Let go of the guilt: 6 reasons assisted living might be the best option for your parents

Few things in life are as stressful as trying to decide how to take care of aging parents. Although the elderly are a growing percentage of society, for many there is still a stigma about placing parents in designated senior care facilities.

The Centers for Disease Control and Prevention reports 21 percent of U.S. households are impacted by caregiving responsibilities. These caregiver efforts resulted in more than half (53 percent) saying their health declined because of the stress and effort to a level that reduced their ability to provide assistance.

Many people step into a caregiver role out of guilt, when in reality elderly parents (and their children) would often be better served by placing loved ones in an assisted-living facility. “Guilt is part of who we are,” explains Barry Jacobs in an article for aarp.org. “So that discrepancy between what you think you should do and what you’re willing and able to do may always cause some guilt. Let’s accept that as a given, then, and work on tempering the feeling.”

Here are some reasons assisted living is often the best option for aging loved ones.


It can save your relationship

Older parents can become dependent on adult children for help of all kinds. These role reversals can strain relationships, resulting in resentment on both sides. The CDC reports 73 percent of caregivers said caregiving stress is a major concern and they regularly rely on prayer to help them cope. Assisted living frees elderly parents from total reliance on sons and daughters. It also liberates younger family members from being full-time caregivers.

Social interaction

It’s a sad reality that as people grow older, they often lose lifelong contacts. Friends and family members pass away and getting out to socialize often become difficult. Senior living establishments provide opportunities for social interaction with others who are in the same stage of life who often have similar interests.


Improved quality of life

While many seniors want to remain independent, in reality some simply are not capable of fully taking care of themselves. Quality assisted-living specialists understand an individual may still be able to perform daily chores. Instead of relinquishing privacy, and independence, assisted care only picks up those chores that can no longer be handled safely or appropriately.

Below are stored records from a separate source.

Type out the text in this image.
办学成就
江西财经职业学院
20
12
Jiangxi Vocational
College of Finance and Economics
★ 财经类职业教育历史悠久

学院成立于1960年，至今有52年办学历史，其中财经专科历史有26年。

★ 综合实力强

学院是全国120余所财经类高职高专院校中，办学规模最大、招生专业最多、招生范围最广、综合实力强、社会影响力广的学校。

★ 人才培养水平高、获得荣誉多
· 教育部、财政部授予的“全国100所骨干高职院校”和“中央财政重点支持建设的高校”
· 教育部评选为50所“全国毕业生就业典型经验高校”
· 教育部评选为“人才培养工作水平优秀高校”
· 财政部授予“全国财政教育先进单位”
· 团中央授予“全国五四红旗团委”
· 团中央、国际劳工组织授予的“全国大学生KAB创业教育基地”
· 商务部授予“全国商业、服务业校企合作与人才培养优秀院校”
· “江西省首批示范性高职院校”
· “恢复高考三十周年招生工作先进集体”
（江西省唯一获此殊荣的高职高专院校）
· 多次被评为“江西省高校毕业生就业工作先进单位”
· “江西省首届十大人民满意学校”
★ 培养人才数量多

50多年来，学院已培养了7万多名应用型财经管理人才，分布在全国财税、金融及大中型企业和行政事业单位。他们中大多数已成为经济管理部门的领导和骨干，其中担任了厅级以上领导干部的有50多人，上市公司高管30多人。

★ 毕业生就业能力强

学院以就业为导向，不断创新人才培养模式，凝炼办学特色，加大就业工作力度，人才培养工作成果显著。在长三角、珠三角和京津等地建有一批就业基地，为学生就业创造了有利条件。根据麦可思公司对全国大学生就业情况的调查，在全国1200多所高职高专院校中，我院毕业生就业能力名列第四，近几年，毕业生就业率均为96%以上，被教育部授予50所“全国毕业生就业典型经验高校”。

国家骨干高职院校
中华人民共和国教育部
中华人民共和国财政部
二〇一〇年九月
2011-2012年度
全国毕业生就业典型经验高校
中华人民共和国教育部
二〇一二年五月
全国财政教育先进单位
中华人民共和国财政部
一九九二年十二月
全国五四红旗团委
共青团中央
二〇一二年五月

Better health and nutrition

While diet is important for everyone, it can be critical for aging adults. “Eating well may reduce the risk of heart disease, stroke, type 2 diabetes, bone loss, some kinds of cancer and anemia,” notes nihseniorhealth.gov. “If you already have one or more of these chronic diseases, eating well and being physically active may help you better manage them. Healthy eating may also help you reduce high blood pressure, lower high cholesterol and manage diabetes.” An assisted living situation makes it possible to ensure elderly individuals are getting proper daily nutrition.


Safer conditions

Falls are the leading cause of fatal and nonfatal injuries for older Americans, according to the National Council on Aging. The resulting injuries reduce quality of life and can be expensive, yet they are difficult to prevent. Other risks for the elderly include simple things like forgetting to take necessary medications or getting lost. In an assisted-living situation, safety and comfort are provided at a level that is very difficult for many to achieve at home.


Vets earned it

Military veterans qualify for the Aid and Attendance and Housebound Improved Pension benefit. A New York Times article reports many veterans are unaware of the benefit, “which can cover the costs of caregivers in the home (including sons and daughters who are paid to be caregivers, though not spouses) or be used for assisted living or a nursing home.” The amount can be up to $2,019 monthly for a veteran and spouse or up to $1,094 for the widow of a veteran.

While every family’s situation is different, there are actually many more reasons allowing elderly parents to live in an assisted-care facility is frequently the best option.